A shocked Mills watched from his behind while the rest of the field finished. As the times went up on the scoreboard, he sat there like a stray balloon from an Independence Day parade. The party had moved on.
“It’s just unfortunate that it happened to me and not anyone else,” said Mills, who’d suffered a similar fate during the 110 hurdles final here in 2021. “Because let’s be honest. That was my race.”
Ten seconds of sitting became 20. Then 30.
“Don’t cross the line!” someone yelled.
Eventually, a tall kid with floppy brown hair doubled back from the finish line and laid a gentle hand on Mills’ shoulder.
“Are you OK?”
No response.
“You need any help?”
No response.
“Come on, man,” Standley Lake sprinter Ian McCurdy said, pressing on, extending a hand for Mills to grasp. “Just finish the race. I know it’s sad to have it happen like this. You’ve got to finish the race.”
So they did. Together.
“(McCurdy) gave me the confidence to just finish it, no matter what,” Mills said later. “He basically just carried me through the finish line.”
Dude might’ve sat there all day. Or until the ground had opened up to swallow him whole. Whichever came first.
“(Mills) would’ve beat me fair and square,” offered Windsor’s Grayson Lewis, who wound up third and had also circled back to check on Mills. “It just (stinks) to beat someone like that.”
When it comes to the brotherhood and sisterhood of sprinters, the fire burns hot. Empathy runs deep. When one speedster falls, everybody feels it.
“I consider every (runner) I go against just a teammate or a friend of mine,” McCurdy explained. “I don’t really consider them rivals.”
Hey, when it comes to JeffCo demons, he’s been there. The Gators senior took a spill during state last year while he was running the 300. A hurdle got kicked into his lane, and all Hades broke loose.
McCurdy managed to get a re-do at 9 on a Friday night. The then-junior was on a pace to lock down ninth when he mistimed his jump and the penultimate hurdle popped up and bit him. Toast.
“I was lucky enough to get a re-do, but when (Mills) fell, I understood,” McCurdy said. “I thought maybe I could help. I went over because I know how crushing it is. Especially for a senior.”
Especially given the history. Mills had cruised to the state finals in the 110 hurdles in 2021, even setting a personal best here of 15.99 to qualify for the big show.
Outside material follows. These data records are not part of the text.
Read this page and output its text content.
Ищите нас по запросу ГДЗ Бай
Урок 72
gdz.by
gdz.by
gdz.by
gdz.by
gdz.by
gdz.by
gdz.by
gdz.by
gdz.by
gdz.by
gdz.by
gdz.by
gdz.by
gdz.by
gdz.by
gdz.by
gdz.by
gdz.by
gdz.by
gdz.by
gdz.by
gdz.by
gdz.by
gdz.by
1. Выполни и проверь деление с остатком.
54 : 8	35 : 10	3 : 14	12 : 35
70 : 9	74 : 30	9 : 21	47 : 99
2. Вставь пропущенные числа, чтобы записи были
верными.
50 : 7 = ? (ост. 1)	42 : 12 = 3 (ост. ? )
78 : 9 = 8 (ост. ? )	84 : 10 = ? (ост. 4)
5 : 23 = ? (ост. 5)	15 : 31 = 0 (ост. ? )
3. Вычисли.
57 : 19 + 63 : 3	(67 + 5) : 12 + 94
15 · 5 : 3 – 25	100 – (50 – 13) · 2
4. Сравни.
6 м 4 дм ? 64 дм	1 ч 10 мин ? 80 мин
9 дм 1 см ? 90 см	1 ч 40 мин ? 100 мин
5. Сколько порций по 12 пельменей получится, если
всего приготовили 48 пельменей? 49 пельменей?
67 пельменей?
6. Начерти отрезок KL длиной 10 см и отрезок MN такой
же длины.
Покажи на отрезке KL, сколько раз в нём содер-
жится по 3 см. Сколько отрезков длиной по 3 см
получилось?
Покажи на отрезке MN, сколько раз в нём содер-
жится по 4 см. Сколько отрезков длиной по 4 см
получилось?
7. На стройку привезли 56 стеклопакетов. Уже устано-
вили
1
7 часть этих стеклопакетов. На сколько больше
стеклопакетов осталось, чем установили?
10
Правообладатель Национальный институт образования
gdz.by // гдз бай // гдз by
During the finals, though, he shot out of the blocks, clipped the initial hurdle and got out of his lane, disqualifying him within a matter of seconds.
Last May brought a measure of sweet revenge, as Mills again reached the 110 finals at JeffCo, snatching the 4A title with a time of 14.90.
“I can’t say I’m not lucky,” Mills chuckled. “I don’t think it’s (JeffCo) because I can say that I won here.
“Every race is new. Every year is new. I’m like, ‘Just stay on guard.’”
New year. New karma. Mills figured that he’s DQ-ed only four times during his senior season. Two of those landed over this past weekend at JeffCo.
So much for mojo.
“Now that you’re saying that (stat),” Mills chuckled, “it might be the building. Two DQs in one year at state is crazy. That’s crazy.”
McCurdy’s been chased by goblins, too, particularly over the past few months. State was only his third meet all season because of a strained hamstring. He’s hoping to feel right enough to run at the Nike Outdoor Nationals in Eugene, Ore., in June, and to use that event as a springboard to try and walk-on — or rather, sprint-on — with the CU Buffs.
“I just wanted to be there for him,” the Standley Lake senior said. “I was just telling him, ‘It’s all right.’ Honestly, I was happy to run with him. I was just trying to move on from what happened and just say how happy I was to run with him.”
As the sun set behind the west stands, McCurdy wound up fifth in the 300 hurdles, eighth in the 110 hurdles and eighth in the 400 relay. But first in sheer class.